Robinson, a self-described zealot of the plane, has flown on missions launched by Russia's equivalent of the U.S. Forest Service.
"The plane will be flying, say, 150 feet above the ground, at about 170 mph, and the water comes out at the same speed as the plane, as one big sheet of water," Robinson told the Russian news agency Pravda. "But when it gets about a hundred feet above the ground, it slows and comes down as a drenching rain.
"It's a big blanket of water that comes down vertically in much larger drops than in the American pressurized systems. It's so effective the Russians don't even use fire retardant in it," he said.
The major hitch, however, has been the U.S. Forest Service, which has traditionally contracted with a small group of private firms in the United States for big military-surplus planes converted to tankers.

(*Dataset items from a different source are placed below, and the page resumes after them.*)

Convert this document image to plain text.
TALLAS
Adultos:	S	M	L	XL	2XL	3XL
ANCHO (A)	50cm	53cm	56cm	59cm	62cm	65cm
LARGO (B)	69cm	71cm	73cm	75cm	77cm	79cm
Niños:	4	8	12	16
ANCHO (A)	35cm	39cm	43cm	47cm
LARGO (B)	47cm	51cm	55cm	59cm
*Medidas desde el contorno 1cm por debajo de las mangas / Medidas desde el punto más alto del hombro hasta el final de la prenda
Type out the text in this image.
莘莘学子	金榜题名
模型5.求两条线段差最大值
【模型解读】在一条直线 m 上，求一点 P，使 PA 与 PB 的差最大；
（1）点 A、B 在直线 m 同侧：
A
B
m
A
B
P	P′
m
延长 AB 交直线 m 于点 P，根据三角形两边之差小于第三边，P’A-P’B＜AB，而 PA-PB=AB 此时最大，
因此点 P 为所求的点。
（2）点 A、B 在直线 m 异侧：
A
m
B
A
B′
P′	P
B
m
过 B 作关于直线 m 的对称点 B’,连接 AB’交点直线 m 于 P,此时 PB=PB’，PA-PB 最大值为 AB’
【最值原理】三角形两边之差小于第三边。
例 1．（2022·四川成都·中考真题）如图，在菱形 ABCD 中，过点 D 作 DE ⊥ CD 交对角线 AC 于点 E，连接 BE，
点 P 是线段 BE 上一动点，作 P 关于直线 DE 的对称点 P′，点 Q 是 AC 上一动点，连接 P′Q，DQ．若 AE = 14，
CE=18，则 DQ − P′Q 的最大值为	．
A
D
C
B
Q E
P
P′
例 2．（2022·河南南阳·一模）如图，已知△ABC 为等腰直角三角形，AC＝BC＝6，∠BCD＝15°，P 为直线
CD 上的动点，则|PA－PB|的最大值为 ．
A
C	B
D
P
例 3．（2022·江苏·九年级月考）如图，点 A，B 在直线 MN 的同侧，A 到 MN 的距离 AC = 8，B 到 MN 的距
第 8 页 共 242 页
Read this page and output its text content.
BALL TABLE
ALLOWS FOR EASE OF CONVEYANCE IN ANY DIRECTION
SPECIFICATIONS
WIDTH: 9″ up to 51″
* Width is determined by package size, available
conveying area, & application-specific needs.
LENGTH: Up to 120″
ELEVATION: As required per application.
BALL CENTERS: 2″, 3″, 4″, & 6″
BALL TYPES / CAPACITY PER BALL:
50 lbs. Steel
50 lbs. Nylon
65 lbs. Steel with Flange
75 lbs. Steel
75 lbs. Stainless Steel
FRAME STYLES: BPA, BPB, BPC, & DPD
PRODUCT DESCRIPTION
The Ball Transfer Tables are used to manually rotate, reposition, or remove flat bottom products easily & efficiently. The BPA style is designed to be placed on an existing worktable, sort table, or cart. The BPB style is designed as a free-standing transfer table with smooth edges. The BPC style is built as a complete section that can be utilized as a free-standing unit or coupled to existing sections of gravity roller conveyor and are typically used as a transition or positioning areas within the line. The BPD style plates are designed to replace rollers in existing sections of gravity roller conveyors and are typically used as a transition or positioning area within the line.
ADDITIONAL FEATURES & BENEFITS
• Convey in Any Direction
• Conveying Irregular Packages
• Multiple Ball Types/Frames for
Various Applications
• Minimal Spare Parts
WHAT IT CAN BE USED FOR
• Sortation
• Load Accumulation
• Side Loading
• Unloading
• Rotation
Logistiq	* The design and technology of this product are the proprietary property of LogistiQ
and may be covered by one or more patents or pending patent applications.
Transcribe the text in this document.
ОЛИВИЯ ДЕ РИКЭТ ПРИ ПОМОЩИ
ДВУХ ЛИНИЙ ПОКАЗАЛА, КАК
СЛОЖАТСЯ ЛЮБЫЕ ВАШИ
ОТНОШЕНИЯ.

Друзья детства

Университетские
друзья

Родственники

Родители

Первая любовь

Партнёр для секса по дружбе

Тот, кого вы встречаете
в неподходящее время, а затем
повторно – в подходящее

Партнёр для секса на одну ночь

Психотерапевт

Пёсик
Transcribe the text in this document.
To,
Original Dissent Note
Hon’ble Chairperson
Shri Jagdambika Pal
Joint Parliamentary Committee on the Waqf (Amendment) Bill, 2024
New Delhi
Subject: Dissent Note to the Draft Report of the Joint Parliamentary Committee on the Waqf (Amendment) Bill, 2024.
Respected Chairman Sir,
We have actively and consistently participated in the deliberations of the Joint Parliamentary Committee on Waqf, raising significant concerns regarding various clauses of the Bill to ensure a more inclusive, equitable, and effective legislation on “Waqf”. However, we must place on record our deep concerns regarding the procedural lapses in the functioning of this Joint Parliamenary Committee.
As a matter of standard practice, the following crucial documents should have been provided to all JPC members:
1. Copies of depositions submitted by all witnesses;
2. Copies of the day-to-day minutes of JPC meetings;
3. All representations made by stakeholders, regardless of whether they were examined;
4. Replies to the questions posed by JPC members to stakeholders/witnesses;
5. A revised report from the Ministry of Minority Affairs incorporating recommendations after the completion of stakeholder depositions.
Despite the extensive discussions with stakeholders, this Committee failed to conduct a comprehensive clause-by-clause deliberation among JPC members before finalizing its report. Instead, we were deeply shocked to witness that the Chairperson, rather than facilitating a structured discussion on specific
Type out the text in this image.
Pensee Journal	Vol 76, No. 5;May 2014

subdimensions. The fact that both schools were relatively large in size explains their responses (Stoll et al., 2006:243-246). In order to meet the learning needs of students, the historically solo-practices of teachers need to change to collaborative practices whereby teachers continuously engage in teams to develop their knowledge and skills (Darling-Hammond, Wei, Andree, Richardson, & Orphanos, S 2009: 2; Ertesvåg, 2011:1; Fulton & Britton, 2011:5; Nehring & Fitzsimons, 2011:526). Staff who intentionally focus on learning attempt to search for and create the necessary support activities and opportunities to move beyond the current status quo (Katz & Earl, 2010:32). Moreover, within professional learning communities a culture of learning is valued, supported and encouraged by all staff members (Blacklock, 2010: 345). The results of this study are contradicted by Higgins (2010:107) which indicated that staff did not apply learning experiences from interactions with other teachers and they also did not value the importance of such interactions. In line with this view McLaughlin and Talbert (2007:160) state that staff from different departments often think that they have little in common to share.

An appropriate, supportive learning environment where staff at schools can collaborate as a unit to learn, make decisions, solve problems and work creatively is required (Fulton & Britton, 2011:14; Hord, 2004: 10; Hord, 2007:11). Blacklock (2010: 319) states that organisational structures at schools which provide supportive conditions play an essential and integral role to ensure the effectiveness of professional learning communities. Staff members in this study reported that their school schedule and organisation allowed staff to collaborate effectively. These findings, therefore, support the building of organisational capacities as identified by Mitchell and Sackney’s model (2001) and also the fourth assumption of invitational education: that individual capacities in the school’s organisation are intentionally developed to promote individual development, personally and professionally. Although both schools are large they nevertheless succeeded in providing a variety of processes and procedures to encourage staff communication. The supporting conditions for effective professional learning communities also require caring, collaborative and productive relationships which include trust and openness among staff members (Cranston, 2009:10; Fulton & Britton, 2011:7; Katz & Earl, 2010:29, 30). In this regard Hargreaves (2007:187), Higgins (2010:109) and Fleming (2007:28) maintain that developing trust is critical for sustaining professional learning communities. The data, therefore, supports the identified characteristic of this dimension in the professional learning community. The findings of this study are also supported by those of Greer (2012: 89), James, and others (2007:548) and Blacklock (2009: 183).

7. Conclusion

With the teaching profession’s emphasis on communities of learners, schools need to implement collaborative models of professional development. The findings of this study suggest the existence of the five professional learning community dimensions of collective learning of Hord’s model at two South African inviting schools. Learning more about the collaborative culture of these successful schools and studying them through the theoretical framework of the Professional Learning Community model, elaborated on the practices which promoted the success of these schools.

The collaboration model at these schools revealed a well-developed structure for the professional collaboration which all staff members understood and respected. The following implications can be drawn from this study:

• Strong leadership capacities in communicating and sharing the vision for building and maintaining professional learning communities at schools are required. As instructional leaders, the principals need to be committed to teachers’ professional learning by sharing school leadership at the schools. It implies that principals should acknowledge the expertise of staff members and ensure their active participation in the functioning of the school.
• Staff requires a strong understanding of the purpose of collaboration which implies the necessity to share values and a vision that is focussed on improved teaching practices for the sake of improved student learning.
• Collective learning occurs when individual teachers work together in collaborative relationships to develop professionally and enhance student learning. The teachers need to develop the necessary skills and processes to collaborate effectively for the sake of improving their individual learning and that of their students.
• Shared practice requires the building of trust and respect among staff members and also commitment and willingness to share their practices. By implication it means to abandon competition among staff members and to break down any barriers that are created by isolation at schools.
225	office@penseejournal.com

But the system falls apart every few decades when there is a gap in the availability of appropriate surplus aircraft, according to independent government reports. The nation is in one of those gaps currently, with the crash last week of one of the remaining seven supposedly safe P-3 Orions in a remote part of Northern California.
If federal investigators find the cause was structural failure -- as has occurred in other U.S. tankers recently -- the remainder of the fleet that can fly safely over populated areas would be grounded.
Forest Service officials say they can make up the tanker shortfall largely with helicopters -- an assertion discounted by line firefighters and experts.
The major disadvantages of the Russian tanker include the cost of the multimillion-dollar plane, whose price tag in the United States has yet to be set; the long length of the airstrips it requires; and the need for the plane to drop rather horizontally.
Designed in the early 1970s for military transport, since the end of the Cold War, the IL-76 has been used extensively throughout the world by different countries as a cargo carrier. In order to fly firefighting missions, it is retrofitted with two aluminum tubes, each 90 feet long and 4 feet in diameter, capable of holding 5,500 gallons of water.
A crack in the Forest Service resistance to foreign aircraft developed this year with federal officials moving to use, for the first time, two of the Canadian SuperScoopers that have long been employed by Los Angeles County.
Moreover, due to recent Argus reports on the safety of the fleet this year, before the latest crash, U.S. Sen. Dianne Feinstein called on the U.S. Department of Agriculture to probe the situation. She plans to query officials during a congressional hearing this week.
Rep. Dana Rohrabacher,
R-Huntington Beach and one of the Russian planes' leading advocates in Congress, called for U.S. acquisition of the aircraft in a Saturday news conference. Joined in his efforts by Rep. Curt Weldon, R-Pa., he said that its importation is being blocked by a "bureaucratic logjam."
Arizona Gov. Janet Napolitano is a fan of the aircraft if it could fill the current U.S. fleet gaps. California Gov. Arnold Schwarzenegger has been briefed on the plane, but an aide said he had no comment at this time.
Rohrabacher aide Don Ernsberger said, "The need for the plane is even more pressing in light of the latest crash."